Preparation time
less than 30 mins
Cooking time
10 to 30 mins
Serves
Serves 2
From Saturday Kitchen
Ingredients
For the fritters
- 1 large potato, peeled and grated
- 3 slices of long sliced smoked salmon, cut into strips
- 1 tbsp fresh dill, chopped
- 2 free-range eggs, beaten
- 2 tbsp plain flour
- salt and freshly ground black pepper
- vegetable oil, for frying
To serve
- 2 free-range eggs
- 4 slices streaky bacon
- 50ml/2fl oz maple syrup
- ½ tsp sweet smoked paprika, plus extra
- 100g/3½oz spinach, wilted
Method
To make the fritters, mix all the ingredients together in a bowl and season with salt and pepper. Form into two equal-sized rounds and set aside until ready to cook.
Bring a pan of water to the boil, then cook the eggs for 6 minutes until soft-boiled. Remove the boiled eggs from the water and run under cold water for a minute or two. When cool enough to handle, peel the eggs and set aside.

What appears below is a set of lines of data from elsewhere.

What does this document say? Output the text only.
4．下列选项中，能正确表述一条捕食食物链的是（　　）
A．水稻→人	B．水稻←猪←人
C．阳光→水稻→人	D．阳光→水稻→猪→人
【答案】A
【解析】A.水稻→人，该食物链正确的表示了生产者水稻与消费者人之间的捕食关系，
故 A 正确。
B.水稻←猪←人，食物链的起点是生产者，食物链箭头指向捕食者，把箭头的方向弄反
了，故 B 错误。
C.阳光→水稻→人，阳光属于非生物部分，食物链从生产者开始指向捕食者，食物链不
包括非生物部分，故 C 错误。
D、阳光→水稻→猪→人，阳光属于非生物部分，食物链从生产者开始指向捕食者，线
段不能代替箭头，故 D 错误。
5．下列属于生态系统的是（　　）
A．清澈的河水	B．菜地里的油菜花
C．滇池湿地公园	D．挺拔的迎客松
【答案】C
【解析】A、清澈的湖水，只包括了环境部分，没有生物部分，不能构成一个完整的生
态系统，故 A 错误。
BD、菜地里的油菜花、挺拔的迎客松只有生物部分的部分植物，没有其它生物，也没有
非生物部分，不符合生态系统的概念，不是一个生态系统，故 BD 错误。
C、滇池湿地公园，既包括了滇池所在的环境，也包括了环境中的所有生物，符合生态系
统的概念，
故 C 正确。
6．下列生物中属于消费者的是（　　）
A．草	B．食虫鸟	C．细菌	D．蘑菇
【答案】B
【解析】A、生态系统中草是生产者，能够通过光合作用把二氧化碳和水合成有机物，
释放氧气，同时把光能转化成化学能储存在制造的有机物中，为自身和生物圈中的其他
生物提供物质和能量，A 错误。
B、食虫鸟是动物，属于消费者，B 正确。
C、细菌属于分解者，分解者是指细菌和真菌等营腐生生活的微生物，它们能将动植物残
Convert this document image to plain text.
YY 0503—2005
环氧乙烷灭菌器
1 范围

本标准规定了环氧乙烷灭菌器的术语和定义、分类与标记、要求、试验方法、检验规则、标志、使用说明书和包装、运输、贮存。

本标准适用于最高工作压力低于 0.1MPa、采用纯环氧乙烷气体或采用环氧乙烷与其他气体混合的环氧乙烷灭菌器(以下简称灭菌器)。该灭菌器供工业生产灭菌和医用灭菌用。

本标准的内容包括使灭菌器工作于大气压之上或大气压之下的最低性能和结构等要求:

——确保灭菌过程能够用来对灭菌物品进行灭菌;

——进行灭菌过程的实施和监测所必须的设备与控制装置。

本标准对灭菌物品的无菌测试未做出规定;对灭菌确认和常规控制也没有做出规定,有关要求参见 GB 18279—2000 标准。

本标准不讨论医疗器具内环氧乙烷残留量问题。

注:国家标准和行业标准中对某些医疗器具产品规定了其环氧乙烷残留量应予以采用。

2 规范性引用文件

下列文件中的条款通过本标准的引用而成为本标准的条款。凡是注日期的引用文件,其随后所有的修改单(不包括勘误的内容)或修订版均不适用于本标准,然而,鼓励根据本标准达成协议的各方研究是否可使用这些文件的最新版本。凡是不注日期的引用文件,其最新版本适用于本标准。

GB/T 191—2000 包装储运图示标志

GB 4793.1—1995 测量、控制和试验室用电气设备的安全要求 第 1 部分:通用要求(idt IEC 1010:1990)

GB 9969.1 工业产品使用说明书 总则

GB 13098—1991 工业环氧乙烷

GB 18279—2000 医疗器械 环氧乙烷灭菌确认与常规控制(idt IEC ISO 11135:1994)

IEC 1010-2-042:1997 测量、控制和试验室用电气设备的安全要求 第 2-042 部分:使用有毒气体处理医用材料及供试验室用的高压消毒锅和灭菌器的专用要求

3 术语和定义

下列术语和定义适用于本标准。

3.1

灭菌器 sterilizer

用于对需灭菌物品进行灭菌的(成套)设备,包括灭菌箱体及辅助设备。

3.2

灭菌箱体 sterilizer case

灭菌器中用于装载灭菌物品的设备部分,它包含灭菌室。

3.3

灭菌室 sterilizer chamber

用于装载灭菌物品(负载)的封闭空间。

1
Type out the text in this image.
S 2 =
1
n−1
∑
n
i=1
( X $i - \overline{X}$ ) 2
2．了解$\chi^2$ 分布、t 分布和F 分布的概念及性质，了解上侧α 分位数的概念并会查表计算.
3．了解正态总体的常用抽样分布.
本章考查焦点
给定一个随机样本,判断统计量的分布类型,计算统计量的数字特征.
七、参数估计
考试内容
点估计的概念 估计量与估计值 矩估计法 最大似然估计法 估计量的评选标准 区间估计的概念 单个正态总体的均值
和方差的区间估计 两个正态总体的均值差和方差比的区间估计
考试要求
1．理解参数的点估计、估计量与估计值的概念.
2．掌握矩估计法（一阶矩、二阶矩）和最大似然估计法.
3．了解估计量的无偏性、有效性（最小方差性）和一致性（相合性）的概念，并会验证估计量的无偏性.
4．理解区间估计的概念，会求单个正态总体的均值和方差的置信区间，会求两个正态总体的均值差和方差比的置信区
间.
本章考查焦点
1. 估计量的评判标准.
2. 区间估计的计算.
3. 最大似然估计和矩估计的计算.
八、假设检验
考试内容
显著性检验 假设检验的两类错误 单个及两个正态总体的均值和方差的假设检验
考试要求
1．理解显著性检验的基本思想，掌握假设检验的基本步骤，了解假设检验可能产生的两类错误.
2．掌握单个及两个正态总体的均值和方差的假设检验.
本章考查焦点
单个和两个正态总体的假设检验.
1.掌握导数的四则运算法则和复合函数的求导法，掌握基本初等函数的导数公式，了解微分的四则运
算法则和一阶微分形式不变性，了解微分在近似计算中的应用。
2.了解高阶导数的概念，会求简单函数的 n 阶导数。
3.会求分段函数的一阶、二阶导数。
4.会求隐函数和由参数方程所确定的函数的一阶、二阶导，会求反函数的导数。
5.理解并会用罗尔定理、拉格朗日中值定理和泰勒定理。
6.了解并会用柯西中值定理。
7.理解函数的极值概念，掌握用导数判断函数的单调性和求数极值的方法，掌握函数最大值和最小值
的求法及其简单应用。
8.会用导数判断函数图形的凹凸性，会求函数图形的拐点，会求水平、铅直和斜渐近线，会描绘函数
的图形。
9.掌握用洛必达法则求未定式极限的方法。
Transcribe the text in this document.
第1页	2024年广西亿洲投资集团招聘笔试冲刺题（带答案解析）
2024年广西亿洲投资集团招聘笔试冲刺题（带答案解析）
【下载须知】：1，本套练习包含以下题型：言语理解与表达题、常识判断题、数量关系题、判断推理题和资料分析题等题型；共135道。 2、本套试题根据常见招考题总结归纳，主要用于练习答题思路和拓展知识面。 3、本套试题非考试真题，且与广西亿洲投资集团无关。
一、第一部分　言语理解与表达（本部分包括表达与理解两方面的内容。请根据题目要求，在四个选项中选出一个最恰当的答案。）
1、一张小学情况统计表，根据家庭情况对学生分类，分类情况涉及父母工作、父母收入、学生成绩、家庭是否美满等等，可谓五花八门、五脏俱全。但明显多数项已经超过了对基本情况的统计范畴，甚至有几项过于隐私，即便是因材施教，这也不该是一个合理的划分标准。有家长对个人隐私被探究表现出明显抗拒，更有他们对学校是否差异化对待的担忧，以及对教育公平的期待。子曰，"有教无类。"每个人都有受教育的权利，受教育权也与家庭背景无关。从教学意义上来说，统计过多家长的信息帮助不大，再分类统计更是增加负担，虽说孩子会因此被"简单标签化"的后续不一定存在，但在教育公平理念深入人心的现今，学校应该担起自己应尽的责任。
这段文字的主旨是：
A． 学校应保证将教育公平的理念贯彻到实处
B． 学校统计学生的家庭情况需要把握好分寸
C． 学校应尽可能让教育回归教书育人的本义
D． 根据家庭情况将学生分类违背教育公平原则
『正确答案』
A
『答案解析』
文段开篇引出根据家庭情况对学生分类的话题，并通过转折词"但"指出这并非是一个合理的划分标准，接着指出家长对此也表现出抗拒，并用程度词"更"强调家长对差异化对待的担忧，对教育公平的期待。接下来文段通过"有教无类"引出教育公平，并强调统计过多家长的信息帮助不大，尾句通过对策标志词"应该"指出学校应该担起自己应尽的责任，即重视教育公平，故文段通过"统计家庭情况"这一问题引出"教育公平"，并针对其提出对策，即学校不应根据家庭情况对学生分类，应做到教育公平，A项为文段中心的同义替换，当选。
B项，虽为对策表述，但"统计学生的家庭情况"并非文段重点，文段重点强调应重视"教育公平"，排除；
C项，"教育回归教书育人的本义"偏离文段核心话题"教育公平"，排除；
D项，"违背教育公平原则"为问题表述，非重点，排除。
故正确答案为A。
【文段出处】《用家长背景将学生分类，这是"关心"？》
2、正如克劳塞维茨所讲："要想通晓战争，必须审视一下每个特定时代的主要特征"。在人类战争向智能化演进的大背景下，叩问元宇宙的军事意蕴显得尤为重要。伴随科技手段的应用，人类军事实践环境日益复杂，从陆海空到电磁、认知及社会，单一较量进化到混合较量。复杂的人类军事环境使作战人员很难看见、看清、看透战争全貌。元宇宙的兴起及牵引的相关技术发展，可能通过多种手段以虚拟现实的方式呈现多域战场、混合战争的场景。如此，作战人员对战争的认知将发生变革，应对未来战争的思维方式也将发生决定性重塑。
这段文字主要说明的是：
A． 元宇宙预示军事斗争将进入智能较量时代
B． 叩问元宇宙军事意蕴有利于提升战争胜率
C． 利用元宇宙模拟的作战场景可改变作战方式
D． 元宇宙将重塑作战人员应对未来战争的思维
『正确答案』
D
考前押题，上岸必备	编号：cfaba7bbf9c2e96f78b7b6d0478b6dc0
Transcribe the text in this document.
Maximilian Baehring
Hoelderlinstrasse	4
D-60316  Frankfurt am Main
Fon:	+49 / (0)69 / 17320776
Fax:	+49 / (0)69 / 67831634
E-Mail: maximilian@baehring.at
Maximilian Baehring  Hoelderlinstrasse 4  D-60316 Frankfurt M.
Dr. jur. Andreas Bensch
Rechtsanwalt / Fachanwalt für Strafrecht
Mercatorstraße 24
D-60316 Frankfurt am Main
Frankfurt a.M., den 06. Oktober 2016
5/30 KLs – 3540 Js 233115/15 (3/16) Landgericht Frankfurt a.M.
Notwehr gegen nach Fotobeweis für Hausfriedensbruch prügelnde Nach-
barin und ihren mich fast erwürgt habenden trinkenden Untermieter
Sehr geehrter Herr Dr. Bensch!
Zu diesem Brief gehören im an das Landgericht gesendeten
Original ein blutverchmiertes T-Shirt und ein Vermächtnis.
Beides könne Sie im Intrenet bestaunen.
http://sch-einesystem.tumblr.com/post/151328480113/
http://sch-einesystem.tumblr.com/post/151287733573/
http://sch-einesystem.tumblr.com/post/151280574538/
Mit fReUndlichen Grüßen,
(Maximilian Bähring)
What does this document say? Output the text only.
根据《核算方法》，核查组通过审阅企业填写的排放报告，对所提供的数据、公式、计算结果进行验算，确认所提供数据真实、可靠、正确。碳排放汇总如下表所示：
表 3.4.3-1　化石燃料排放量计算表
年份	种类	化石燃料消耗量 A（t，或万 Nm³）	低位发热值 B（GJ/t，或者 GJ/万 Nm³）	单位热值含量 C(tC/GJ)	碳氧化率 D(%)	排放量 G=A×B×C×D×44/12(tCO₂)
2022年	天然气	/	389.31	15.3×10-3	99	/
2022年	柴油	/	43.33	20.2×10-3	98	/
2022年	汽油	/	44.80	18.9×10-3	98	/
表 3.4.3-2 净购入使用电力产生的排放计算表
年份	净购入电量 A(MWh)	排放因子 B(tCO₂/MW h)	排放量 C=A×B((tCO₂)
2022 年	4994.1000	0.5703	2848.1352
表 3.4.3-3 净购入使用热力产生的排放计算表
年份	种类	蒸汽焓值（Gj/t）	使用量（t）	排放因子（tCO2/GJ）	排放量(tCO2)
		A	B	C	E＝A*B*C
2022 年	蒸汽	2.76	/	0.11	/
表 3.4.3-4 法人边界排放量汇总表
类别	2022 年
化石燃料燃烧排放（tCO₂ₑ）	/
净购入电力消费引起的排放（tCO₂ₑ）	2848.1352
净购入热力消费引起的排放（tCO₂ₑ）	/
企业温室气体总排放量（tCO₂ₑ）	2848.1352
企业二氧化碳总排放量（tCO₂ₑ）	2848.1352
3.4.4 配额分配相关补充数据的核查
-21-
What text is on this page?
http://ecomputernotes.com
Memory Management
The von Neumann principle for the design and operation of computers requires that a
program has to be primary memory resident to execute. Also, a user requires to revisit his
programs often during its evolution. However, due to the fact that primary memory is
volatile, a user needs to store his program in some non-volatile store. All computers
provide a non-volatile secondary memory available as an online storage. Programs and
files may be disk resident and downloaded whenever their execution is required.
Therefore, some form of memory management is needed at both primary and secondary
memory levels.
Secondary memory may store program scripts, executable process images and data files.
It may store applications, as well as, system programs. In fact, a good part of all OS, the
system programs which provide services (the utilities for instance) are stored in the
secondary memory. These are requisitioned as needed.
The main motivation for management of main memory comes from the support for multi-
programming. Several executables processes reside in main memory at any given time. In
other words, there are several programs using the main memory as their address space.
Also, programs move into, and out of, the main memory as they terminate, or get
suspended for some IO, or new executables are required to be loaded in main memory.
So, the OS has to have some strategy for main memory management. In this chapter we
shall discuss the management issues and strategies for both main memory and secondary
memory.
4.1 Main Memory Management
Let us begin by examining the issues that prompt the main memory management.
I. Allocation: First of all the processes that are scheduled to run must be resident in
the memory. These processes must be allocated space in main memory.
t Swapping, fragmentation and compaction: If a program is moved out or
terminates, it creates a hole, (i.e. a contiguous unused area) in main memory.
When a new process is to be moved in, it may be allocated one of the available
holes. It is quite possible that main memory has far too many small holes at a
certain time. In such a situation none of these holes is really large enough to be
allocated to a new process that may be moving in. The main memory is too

To cook the fritters, heat 2 tbsp oil in a frying pan over a medium heat. Fry the fritters for 2 minutes on each side or until golden-brown and crisp.
Meanwhile, fry the bacon until crispy. In a small pan, boil the maple syrup together with the paprika.
Serve the fritters alongside the wilted spinach and soft-boiled egg. Top with the crispy bacon and spoon some maple syrup over the top and a pinch more paprika to finish.